Girls’ lacrosse: Marshall rises from the depths

When the Marshall girls’ lacrosse team takes the field for Thursday’s Virginia AAA Northern Region quarterfinal against Chantilly, the Statesmen will record yet another first in a season overflowing with them.

Prior to this spring, no Marshall team had ever won double-digit games, and before Tuesday’s 12-11 victory over W.T. Woodson, none had ever won a region contest. It only seems fitting that the next opponent standing between Marshall and the region semifinals is Chantilly – a team that represents nearly everything the Statesmen are not, and nearly everything they hope to become.

In 2006 Marshall won one game. Same in 2007. In 2008, the Statesmen upped their win total to three. That was 2003 graduate Nicholle Depaz Clinton’s first year back at the school where she first learned the game. When she took over as varsity head coach last year, the Falls Church native resorted to using chocolate and brownies to drum up enough interest just to fill out a junior varsity team. Unlike Concorde District powerhouses Robinson, Oakton and Chantilly and Liberty District rivals Madison, most of Marshall’s players had limited – if any – lacrosse experience before high school, forcing Depaz Clinton to start with the basics.

“Most of the teams we play have phenomenal feeder systems so they’re filled with kids who have been playing the game for years. We had kids who had been playing for months or weeks,” Depaz Clinton said. “We haven’t had cuts in the history of the program. But we’re definitely taking strides and improving as a program and this season it shows.”

Depaz Clinton knows firsthand the challenges of overcoming inexperience to build a winning program. She first picked up a lacrosse stick as a sophomore at Marshall and quickly took to the game. After playing for two years at Old Dominion, she transferred to Virginia Tech to take advantage of more academic opportunities, and played ACC lacrosse as a walk-on with the Hokies.

“She’s always using her college and club team experience to give us insight and help us improve,” junior captain and leading scorer Rachel Waldron said. “She definitely pushes us – she’s really big on commitment, she wants us to play with intensity all the time and that’s how we’ve gotten to this point.”

With a team built around a core of nine juniors — many of whom grew up in Depaz Clinton’s neighborhood — the Statesmen (10-4) lost just three times in the regular season, all to Liberty District rivals still alive in the region. Waldron, one of three Marshall players to earn first-team all-district honors, led the league with 61 regular season goals, freshman Kelly Brown has 31 goals and five other players have double-digit tallies for a balanced offense averaging better than 14 goals per game.

At a school with the second-lowest enrollment number in the Northern Region and recently mired in an overall run of athletic mediocrity, the team’s progress has not gone unnoticed. And with only one senior set to graduate this spring and an unprecendented eight youth league players in next year’s freshman class, the Statesemen expect to continue their ascent.

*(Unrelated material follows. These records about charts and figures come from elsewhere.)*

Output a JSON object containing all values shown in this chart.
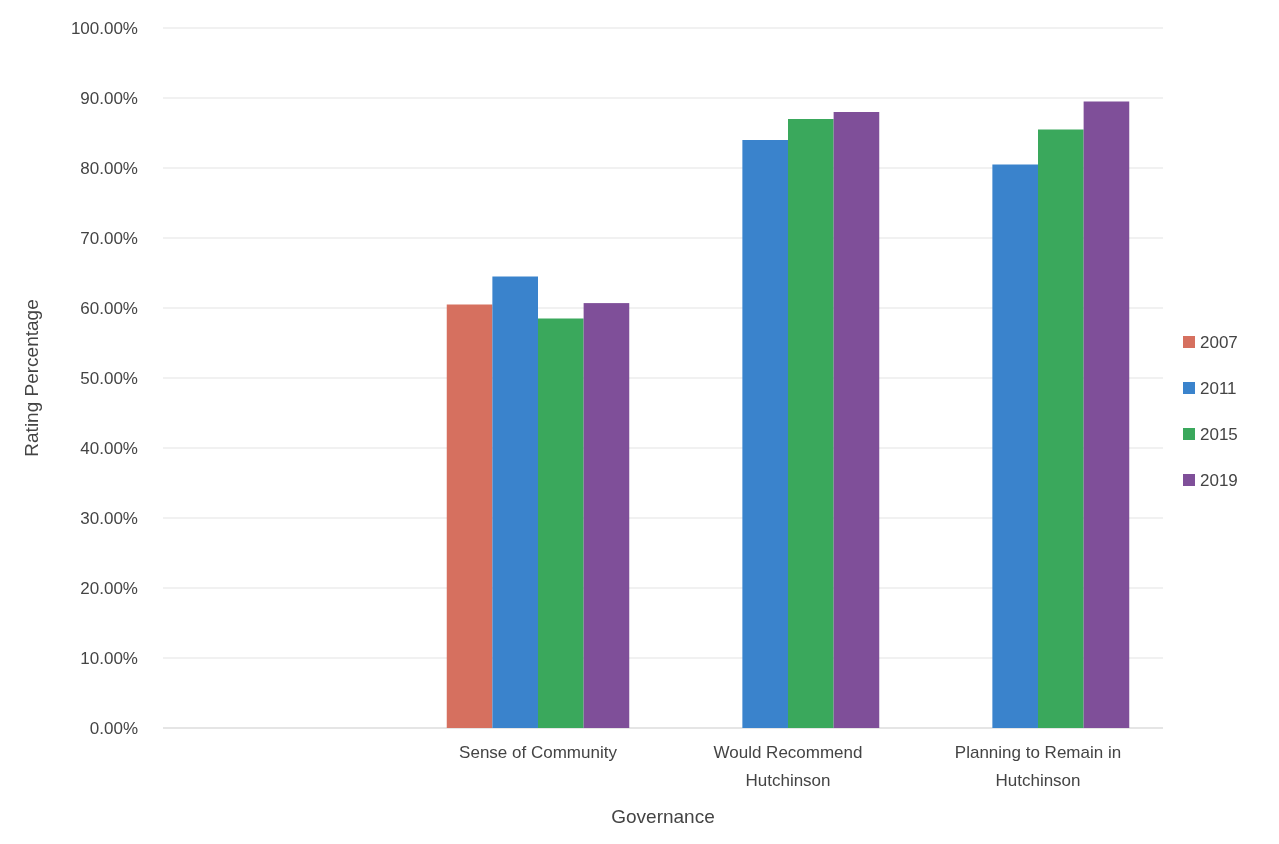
{
  "chart_data": {
    "type": "bar",
    "xlabel": "Governance",
    "ylabel": "Rating Percentage",
    "categories": [
      null,
      "Sense of Community",
      "Would Recommend Hutchinson",
      "Planning to Remain in Hutchinson"
    ],
    "series": [
      {
        "name": "2007",
        "color": "#d6705f",
        "values": [
          null,
          60.5,
          null,
          null
        ]
      },
      {
        "name": "2011",
        "color": "#3a83cc",
        "values": [
          null,
          64.5,
          84,
          80.5
        ]
      },
      {
        "name": "2015",
        "color": "#3aa85c",
        "values": [
          null,
          58.5,
          87,
          85.5
        ]
      },
      {
        "name": "2019",
        "color": "#7f4f99",
        "values": [
          null,
          60.7,
          88,
          89.5
        ]
      }
    ],
    "ylim": [
      0,
      100
    ],
    "yticks": [
      {
        "value": 0,
        "label": "0.00%"
      },
      {
        "value": 10,
        "label": "10.00%"
      },
      {
        "value": 20,
        "label": "20.00%"
      },
      {
        "value": 30,
        "label": "30.00%"
      },
      {
        "value": 40,
        "label": "40.00%"
      },
      {
        "value": 50,
        "label": "50.00%"
      },
      {
        "value": 60,
        "label": "60.00%"
      },
      {
        "value": 70,
        "label": "70.00%"
      },
      {
        "value": 80,
        "label": "80.00%"
      },
      {
        "value": 90,
        "label": "90.00%"
      },
      {
        "value": 100,
        "label": "100.00%"
      }
    ],
    "grid": "y",
    "legend": "right"
  }
}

“We’re probably the best sports team at Marshall at the moment,” Waldron said. “We’re kind of sick of Marshall being considered an easy victory on the schedule. We want people to know that we’re good and we’re going to keep getting better.”

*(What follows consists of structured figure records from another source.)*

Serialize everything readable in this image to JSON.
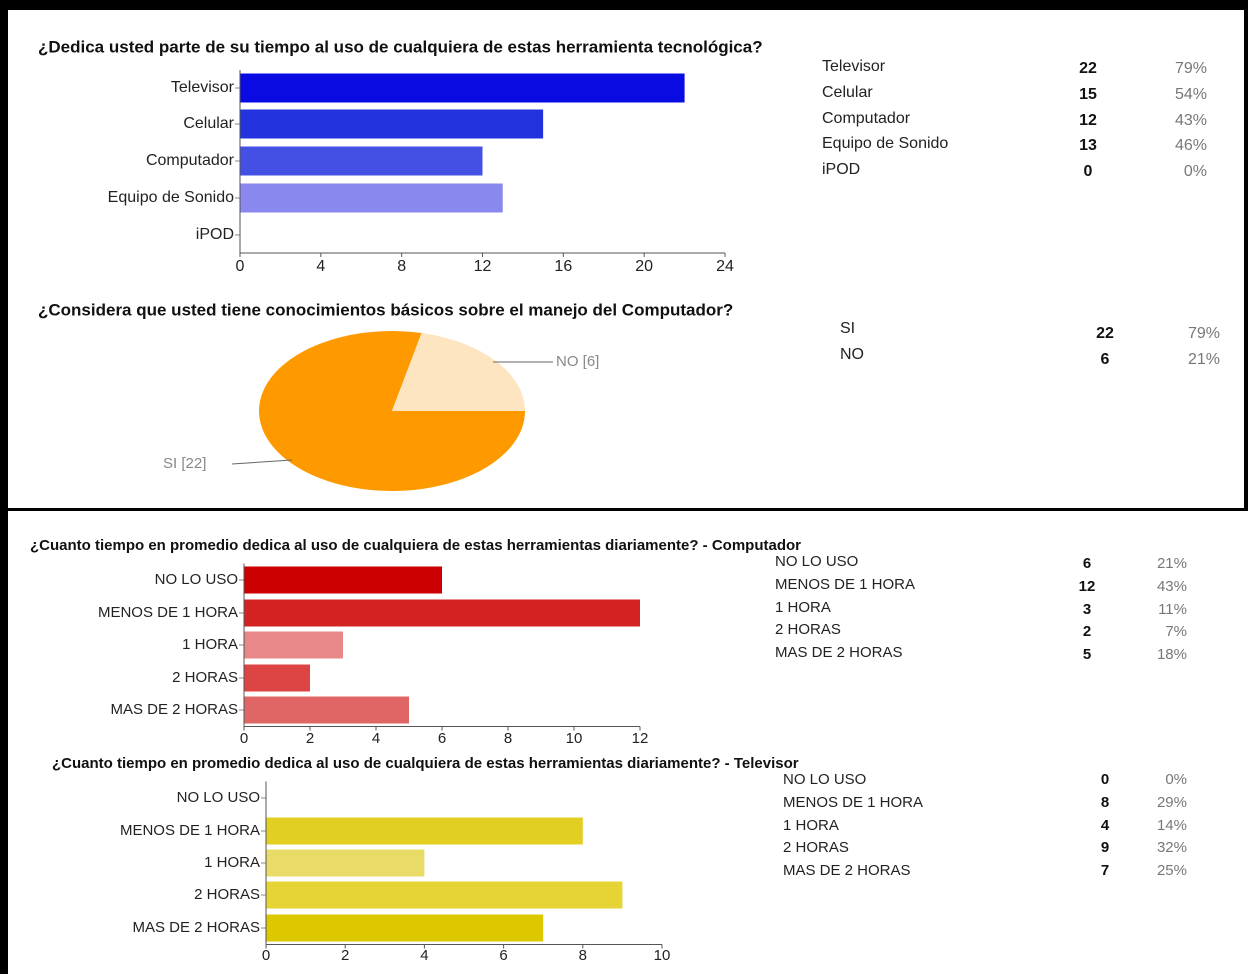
{
  "chart_data": [
    {
      "type": "bar",
      "title": "¿Dedica usted parte de su tiempo al uso de cualquiera de estas herramienta tecnológica?",
      "categories": [
        "Televisor",
        "Celular",
        "Computador",
        "Equipo de Sonido",
        "iPOD"
      ],
      "values": [
        22,
        15,
        12,
        13,
        0
      ],
      "shares": [
        "79%",
        "54%",
        "43%",
        "46%",
        "0%"
      ],
      "colors": [
        "#0a0ae2",
        "#2233dd",
        "#4450e4",
        "#8888ee",
        "#aaaaf2"
      ],
      "xlim": [
        0,
        24
      ],
      "xticks": [
        0,
        4,
        8,
        12,
        16,
        20,
        24
      ],
      "grid": false
    },
    {
      "type": "pie",
      "title": "¿Considera que usted tiene conocimientos básicos sobre el manejo del Computador?",
      "categories": [
        "SI",
        "NO"
      ],
      "values": [
        22,
        6
      ],
      "value_labels": [
        "SI [22]",
        "NO [6]"
      ],
      "shares": [
        "79%",
        "21%"
      ],
      "colors": [
        "#ff9900",
        "#fde5c2"
      ]
    },
    {
      "type": "bar",
      "title": "¿Cuanto tiempo en promedio dedica al uso de cualquiera de estas herramientas diariamente? - Computador",
      "categories": [
        "NO LO USO",
        "MENOS DE 1 HORA",
        "1 HORA",
        "2 HORAS",
        "MAS DE 2 HORAS"
      ],
      "values": [
        6,
        12,
        3,
        2,
        5
      ],
      "shares": [
        "21%",
        "43%",
        "11%",
        "7%",
        "18%"
      ],
      "colors": [
        "#cc0000",
        "#d42222",
        "#e88888",
        "#dd4444",
        "#e06666"
      ],
      "xlim": [
        0,
        12
      ],
      "xticks": [
        0,
        2,
        4,
        6,
        8,
        10,
        12
      ],
      "grid": false
    },
    {
      "type": "bar",
      "title": "¿Cuanto tiempo en promedio dedica al uso de cualquiera de estas herramientas diariamente? - Televisor",
      "categories": [
        "NO LO USO",
        "MENOS DE 1 HORA",
        "1 HORA",
        "2 HORAS",
        "MAS DE 2 HORAS"
      ],
      "values": [
        0,
        8,
        4,
        9,
        7
      ],
      "shares": [
        "0%",
        "29%",
        "14%",
        "32%",
        "25%"
      ],
      "colors": [
        "#f0e680",
        "#e3cf22",
        "#e8dc66",
        "#e5d433",
        "#ddc800"
      ],
      "xlim": [
        0,
        10
      ],
      "xticks": [
        0,
        2,
        4,
        6,
        8,
        10
      ],
      "grid": false
    }
  ]
}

Thursday Marshall faces a Chantilly team that opened the season with 15 consecutive wins and is driven to return to the state tournament for the first time since its 2009 title run. In seniors Kacey Norwood (85 goals) and Sonia Wang (48), they have to of the top scorers in the area and considerably more experience than their opponents. But the Chargers (16-1) represent just one more hurdle in Marshall’s growth.

“This is a really big deal for us — we’re making school history, we’re improving tremendously as players and we’re having fun,” said lone senior Rachel Franks. “We proved against Woodson that if you work hard believe in yourselves, there’s nothing stopping you from reaching your goals.

“If we can beat Chantilly, it would inspire everyone. And it would get us one step closer to our overall goal this season — reaching states.”